In 1997, the theory evolved in a radical direction in an important paper with another former student, Mark Steyvers [7]. Although the changes were fundamental, the new model retained the best concepts of its predecessors, so that the previous successful predictions were also a part of the new theory. REM added featural representations, to capture similarity relations among items in memory. Building on earlier ideas by John Anderson, and related ideas developed in parallel by McClelland and Chappell, Shiffrin used Bayesian principles of adaptive and optimal decision making under constraints to guide the selection of the quantitative form of the activation functions. In addition, storage principles were set forth that provided mechanisms by which episodic experience could coalesce over development and experience into permanent non-contextualized knowledge. This latter development allowed the modeling of implicit memory phenomena, in work that is just now starting to appear in many journals, including a theory of long-term priming [with Schooler and Raaijmakers, 8] and a theory of short-term priming [with his student David Huber and others, 9]. The short-term priming research showed that the direction of priming can be reversed by extra study given to particular primes, leading to another conceptual breakthrough. A new version of the REM model explains this and other findings by assuming that some prime features are confused with test item features, and that the system attempts to deal with this situation optimally by appropriate discounting of evidence from certain features.

Biographical Information

Shiffrin received his Ph. D. from the Mathematical Psychology Program in the Department of Psychology at Stanford University in 1968, the year after Rumelhart received his degree from the same program. Since 1968 he has been on the faculty of the Department of Psychology at Indiana University, where he is now the Luther Dana Waterman Professor of Psychology and Director of the Cognitive Science Program.

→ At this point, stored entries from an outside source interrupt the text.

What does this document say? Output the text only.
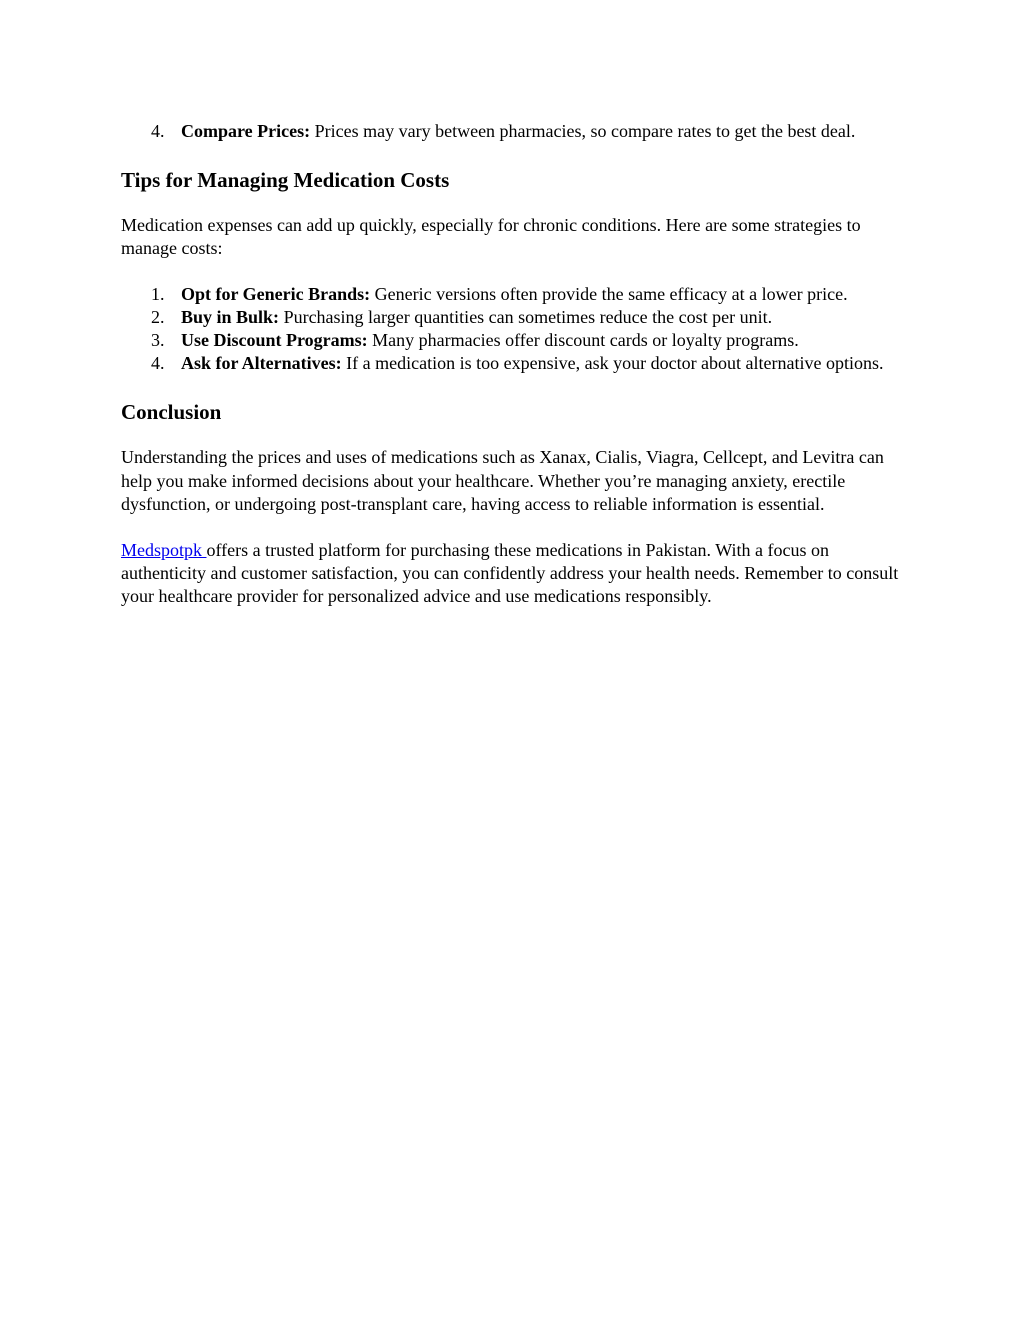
4. Compare Prices: Prices may vary between pharmacies, so compare rates to get the best deal.
Tips for Managing Medication Costs

Medication expenses can add up quickly, especially for chronic conditions. Here are some strategies to manage costs:

1. Opt for Generic Brands: Generic versions often provide the same efficacy at a lower price.
2. Buy in Bulk: Purchasing larger quantities can sometimes reduce the cost per unit.
3. Use Discount Programs: Many pharmacies offer discount cards or loyalty programs.
4. Ask for Alternatives: If a medication is too expensive, ask your doctor about alternative options.
Conclusion

Understanding the prices and uses of medications such as Xanax, Cialis, Viagra, Cellcept, and Levitra can help you make informed decisions about your healthcare. Whether you’re managing anxiety, erectile dysfunction, or undergoing post-transplant care, having access to reliable information is essential.

Medspotpk offers a trusted platform for purchasing these medications in Pakistan. With a focus on authenticity and customer satisfaction, you can confidently address your health needs. Remember to consult your healthcare provider for personalized advice and use medications responsibly.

Shiffrin has accumulated many honors, including membership in the National Academy of Sciences, the American Academy of Arts and Sciences, the Howard Crosby Warren Award of the Society of Experimental Psychologists, and a MERIT Award from the National Institute of Mental Health. Shiffrin has served the field as editor of the Journal of Experimental Psychology: Learning Memory and Cognition, and as a member of the governing boards of several scientific societies.


Cited Articles By Richard M. Shiffrin

[1] Atkinson, R. C., & Shiffrin, R. M. (1968). Human memory: A proposed system and its control processes. In K. W. Spence and J. T. Spence (Eds.), The Psychology of Learning and Motivation: Advances in Research and Theory (Vol. 2, pp. 89-195). New York: Academic Press.

[2] Raaijmakers, J. G. W., & Shiffrin, R. M. (1980). SAM: A theory of probabilistic search of associative memory. In Bower, G. H. (Ed.), The Psychology of Learning and Motivation, Vol. 14, 207-262. New York: Academic Press.

[3] Raaijmakers, J. G. W., & Shiffrin, R. M. (1981). Search of associative memory. Psychological Review, 88, 93-134.

[4] Gillund, G., & Shiffrin, R. M. (1984). A retrieval model for both recognition and recall. Psychological Review, 91, 1-67.

[5] Ratcliff, R., Clark, S., & Shiffrin, R. M. (1990). The list-strength effect: I. Data and discussion. Journal of Experimental Psychology: Learning, Memory, and Cognition, 16, 163-178.

[6] Shiffrin, R. M., Ratcliff, R., & Clark, S. (1990). The list-strength effect: II. Theoretical mechanisms. Journal of Experimental Psychology: Learning, Memory, and Cognition, 16, 179-195.

[7] Shiffrin, R. M., & Steyvers, M. (1997). A model for recognition memory: REM: Retrieving effectively from memory. Psychonomic Bulletin and Review, 4 (2), 145-166.

[8] Schooler, L., Shiffrin, R. M., & Raaijmakers, J. G. W. (2001). A model for implicit effects in perceptual identification. Psychological Review, 108, 257-272.

[9] Huber, D. E., Shiffrin, R. M., Lyle, K. B., & Ruys, K. I. (2001). Perception and preference in short-term word priming. Psychological Review, 108, 149-182.